Je répondrai à vos questions sur la prise en charge des décès. Je peux en parler malheureusement très directement car mon père est décédé du covid en EHPAD au début du mois d'avril, juste après que le décret du 1er avril eut instauré les mesures draconiennes sur la mise en bière. Étant médecin moi-même, j'ai eu la possibilité d'accompagner mon père jusqu'à son dernier souffle. À partir du moment où il est mort, j'ai dû sortir et cela a été une mise en bière rapide et brutale. Elle a été très bien faite par les acteurs d'un EHPAD très humain et très empathique. Il n'empêche, la mesure en elle-même a été très violente – et pourtant, j'en étais averti. Je me mets à la place des familles qui n'ont pas eu l'avertissement dont je disposais, ni la possibilité d'accompagner leurs proches avant le décès. J'essaye de comprendre cette décision car on ne connaissait pas, au début de la crise, l'impact de ce virus ; on avait donc besoin de décisions nationales. J'en reviens à la nécessité de permettre aux directeurs, en lien avec les familles, de prendre les bonnes décisions et de les adapter à leurs configurations propres. La normativité descendante est catastrophique.

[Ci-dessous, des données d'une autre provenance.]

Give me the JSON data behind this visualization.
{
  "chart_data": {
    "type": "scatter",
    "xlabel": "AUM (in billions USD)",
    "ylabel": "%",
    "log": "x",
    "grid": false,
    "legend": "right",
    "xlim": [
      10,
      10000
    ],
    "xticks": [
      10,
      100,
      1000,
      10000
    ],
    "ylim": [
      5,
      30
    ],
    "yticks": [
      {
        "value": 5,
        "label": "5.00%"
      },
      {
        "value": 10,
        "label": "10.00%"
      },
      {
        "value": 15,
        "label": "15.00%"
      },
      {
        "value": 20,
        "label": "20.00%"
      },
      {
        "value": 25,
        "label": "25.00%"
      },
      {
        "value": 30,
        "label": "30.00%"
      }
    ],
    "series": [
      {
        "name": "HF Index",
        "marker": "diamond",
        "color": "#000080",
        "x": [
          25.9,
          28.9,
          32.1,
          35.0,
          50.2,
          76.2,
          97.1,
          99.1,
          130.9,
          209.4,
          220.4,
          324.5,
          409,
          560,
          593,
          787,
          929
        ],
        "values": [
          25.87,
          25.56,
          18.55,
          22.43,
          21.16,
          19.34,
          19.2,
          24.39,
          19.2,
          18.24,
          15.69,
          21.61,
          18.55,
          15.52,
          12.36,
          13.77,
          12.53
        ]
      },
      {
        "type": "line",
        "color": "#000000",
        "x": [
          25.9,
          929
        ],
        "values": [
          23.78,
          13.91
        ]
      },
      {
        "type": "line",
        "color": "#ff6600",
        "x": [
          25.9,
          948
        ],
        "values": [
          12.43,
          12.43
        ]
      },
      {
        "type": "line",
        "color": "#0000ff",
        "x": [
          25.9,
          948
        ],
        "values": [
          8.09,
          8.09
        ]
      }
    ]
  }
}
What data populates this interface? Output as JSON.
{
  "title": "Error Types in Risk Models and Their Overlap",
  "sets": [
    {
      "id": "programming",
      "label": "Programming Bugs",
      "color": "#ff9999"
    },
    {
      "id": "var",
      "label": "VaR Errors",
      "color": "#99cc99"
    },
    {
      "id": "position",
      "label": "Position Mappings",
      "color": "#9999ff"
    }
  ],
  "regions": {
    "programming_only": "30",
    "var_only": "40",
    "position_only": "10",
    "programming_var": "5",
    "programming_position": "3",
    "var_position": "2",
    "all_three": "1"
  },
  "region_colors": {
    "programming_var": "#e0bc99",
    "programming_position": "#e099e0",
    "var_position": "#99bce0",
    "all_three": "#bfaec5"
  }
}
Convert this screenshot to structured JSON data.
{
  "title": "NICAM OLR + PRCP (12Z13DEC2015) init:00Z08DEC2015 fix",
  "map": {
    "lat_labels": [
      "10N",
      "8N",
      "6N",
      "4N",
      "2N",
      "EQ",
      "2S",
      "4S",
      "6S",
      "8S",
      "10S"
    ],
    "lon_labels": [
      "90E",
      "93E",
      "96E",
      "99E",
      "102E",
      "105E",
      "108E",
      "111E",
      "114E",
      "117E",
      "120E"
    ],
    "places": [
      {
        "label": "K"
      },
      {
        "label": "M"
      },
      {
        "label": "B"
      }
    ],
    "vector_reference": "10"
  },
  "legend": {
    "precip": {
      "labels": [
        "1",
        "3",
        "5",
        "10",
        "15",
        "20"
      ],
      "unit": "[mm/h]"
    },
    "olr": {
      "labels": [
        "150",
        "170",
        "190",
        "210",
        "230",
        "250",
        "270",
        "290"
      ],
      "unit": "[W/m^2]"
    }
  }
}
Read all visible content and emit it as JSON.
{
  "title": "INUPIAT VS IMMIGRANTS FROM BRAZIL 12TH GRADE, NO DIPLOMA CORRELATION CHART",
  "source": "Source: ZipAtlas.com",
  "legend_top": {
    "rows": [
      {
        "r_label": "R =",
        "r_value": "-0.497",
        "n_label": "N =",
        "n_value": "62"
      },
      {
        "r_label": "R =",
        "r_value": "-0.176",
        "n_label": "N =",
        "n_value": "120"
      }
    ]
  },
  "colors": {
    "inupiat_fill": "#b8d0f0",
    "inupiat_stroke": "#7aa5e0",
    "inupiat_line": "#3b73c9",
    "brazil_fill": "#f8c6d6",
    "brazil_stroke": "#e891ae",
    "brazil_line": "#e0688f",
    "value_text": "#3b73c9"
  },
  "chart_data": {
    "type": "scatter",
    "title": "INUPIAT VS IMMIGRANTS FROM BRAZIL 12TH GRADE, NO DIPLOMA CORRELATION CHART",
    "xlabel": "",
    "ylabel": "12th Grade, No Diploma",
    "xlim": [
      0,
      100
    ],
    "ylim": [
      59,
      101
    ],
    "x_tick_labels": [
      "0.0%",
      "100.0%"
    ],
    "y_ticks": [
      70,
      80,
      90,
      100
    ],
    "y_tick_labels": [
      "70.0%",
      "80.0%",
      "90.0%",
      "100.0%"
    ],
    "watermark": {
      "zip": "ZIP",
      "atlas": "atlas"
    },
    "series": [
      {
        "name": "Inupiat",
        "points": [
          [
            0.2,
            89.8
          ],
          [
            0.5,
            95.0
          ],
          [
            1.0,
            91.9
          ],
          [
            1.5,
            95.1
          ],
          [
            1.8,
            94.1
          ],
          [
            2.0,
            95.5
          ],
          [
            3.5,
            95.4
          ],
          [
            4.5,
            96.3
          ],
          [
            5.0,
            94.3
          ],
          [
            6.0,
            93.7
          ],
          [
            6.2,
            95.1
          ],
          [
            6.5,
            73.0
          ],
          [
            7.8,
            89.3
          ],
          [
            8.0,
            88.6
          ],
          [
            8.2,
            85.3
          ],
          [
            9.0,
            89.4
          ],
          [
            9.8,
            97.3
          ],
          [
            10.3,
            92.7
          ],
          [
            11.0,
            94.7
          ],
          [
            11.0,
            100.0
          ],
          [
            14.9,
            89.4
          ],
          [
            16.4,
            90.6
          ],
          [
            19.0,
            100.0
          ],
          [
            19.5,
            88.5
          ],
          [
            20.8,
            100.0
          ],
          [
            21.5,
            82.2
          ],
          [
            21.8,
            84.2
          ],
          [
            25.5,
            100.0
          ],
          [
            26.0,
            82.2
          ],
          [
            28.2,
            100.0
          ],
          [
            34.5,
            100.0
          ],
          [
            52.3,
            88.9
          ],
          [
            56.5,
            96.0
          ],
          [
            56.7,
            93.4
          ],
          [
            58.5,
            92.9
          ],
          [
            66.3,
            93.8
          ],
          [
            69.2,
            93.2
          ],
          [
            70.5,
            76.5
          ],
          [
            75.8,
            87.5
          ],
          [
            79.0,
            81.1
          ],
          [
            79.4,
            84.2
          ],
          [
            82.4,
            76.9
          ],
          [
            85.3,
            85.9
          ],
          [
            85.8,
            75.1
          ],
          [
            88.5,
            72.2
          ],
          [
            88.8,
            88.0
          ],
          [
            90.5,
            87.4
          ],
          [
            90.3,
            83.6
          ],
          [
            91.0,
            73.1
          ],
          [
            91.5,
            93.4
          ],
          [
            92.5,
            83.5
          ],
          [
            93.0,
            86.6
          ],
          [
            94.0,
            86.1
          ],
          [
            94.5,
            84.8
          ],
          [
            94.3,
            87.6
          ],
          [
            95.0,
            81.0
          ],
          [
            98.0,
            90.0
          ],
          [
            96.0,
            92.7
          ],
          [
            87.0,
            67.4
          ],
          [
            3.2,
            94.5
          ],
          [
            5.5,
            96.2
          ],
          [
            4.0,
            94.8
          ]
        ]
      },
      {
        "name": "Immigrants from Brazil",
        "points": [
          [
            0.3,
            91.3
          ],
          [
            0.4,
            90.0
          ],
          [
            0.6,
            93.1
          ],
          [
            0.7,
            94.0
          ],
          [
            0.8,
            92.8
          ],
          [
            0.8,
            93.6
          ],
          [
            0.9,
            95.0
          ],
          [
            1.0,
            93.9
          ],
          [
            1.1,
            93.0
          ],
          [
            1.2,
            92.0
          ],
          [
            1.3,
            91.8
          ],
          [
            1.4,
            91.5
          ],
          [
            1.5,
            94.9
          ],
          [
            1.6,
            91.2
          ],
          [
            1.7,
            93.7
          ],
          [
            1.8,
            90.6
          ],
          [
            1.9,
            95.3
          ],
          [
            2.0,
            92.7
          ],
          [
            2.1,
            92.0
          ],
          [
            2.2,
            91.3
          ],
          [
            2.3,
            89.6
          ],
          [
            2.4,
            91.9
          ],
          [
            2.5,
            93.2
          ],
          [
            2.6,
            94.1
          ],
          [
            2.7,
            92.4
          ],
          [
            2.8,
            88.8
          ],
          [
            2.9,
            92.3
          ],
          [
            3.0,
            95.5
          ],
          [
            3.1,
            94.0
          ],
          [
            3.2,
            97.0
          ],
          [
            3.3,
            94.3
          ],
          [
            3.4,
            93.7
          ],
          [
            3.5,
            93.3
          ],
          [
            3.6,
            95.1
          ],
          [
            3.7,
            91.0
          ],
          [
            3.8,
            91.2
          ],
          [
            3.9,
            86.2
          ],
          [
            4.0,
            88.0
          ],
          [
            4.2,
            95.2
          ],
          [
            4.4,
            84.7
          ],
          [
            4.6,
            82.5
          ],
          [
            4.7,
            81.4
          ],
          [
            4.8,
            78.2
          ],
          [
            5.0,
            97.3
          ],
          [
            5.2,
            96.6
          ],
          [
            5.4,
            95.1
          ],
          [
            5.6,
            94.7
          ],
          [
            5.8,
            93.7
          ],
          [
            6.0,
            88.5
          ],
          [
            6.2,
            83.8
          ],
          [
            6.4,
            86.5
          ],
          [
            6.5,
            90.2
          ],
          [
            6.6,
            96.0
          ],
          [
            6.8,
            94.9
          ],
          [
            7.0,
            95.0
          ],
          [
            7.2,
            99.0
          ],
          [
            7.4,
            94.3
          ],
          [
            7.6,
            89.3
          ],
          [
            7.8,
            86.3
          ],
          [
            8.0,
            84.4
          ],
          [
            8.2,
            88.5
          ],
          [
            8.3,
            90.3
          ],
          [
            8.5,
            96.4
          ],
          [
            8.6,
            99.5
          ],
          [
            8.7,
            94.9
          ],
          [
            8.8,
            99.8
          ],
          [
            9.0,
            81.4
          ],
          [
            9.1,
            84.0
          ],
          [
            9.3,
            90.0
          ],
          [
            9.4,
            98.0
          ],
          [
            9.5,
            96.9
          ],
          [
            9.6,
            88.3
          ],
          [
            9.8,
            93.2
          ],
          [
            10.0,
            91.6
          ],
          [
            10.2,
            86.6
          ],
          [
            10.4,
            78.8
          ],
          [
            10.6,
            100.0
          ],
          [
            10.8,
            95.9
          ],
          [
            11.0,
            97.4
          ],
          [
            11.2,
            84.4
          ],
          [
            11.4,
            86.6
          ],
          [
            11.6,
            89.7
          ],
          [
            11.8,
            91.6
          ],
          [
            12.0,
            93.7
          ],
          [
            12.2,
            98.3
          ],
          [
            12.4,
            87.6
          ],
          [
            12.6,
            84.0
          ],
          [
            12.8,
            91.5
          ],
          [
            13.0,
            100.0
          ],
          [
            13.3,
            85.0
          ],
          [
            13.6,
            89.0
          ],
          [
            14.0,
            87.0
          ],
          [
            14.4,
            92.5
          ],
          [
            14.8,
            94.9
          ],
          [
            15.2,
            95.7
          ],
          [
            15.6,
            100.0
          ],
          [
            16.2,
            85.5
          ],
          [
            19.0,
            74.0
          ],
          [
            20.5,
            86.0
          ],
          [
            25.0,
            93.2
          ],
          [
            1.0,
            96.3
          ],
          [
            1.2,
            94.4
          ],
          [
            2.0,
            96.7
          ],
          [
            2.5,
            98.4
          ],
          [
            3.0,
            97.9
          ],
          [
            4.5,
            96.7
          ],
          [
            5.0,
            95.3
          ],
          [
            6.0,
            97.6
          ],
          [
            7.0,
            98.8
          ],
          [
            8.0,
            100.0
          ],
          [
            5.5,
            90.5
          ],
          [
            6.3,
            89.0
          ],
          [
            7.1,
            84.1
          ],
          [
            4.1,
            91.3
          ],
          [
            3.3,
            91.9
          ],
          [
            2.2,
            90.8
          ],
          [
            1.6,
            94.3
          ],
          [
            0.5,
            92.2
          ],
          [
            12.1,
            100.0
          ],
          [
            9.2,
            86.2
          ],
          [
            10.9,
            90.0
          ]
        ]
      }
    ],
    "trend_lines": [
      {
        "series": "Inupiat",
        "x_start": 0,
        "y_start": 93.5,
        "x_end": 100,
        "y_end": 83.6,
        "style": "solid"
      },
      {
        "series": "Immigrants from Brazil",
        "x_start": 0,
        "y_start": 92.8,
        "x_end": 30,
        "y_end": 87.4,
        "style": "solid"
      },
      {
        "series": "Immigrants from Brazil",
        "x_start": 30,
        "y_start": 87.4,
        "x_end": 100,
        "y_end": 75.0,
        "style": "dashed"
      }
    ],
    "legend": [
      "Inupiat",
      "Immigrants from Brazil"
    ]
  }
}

Je reviens à l'éthique. La démocratie sanitaire a disparu en début de crise. Des décisions très descendantes et très brutales ont été prises. Le dialogue avec les personnes et les familles a été coupé. Cela a entraîné une sidération, contre laquelle les personnes et les familles ne se sont pas révoltées au début. Cette sidération est désormais levée. Les personnes et les familles exigent que cette démocratie sanitaire soit rétablie. Elles exigent que, lorsque des mesures de confinement sont décidées, celles-ci puissent être discutées. Elles exigent qu'un dialogue puisse avoir lieu sur les modalités d'accompagnement et de soin des personnes, qui ne peuvent pas être normées du niveau national, mais doivent être adaptées localement.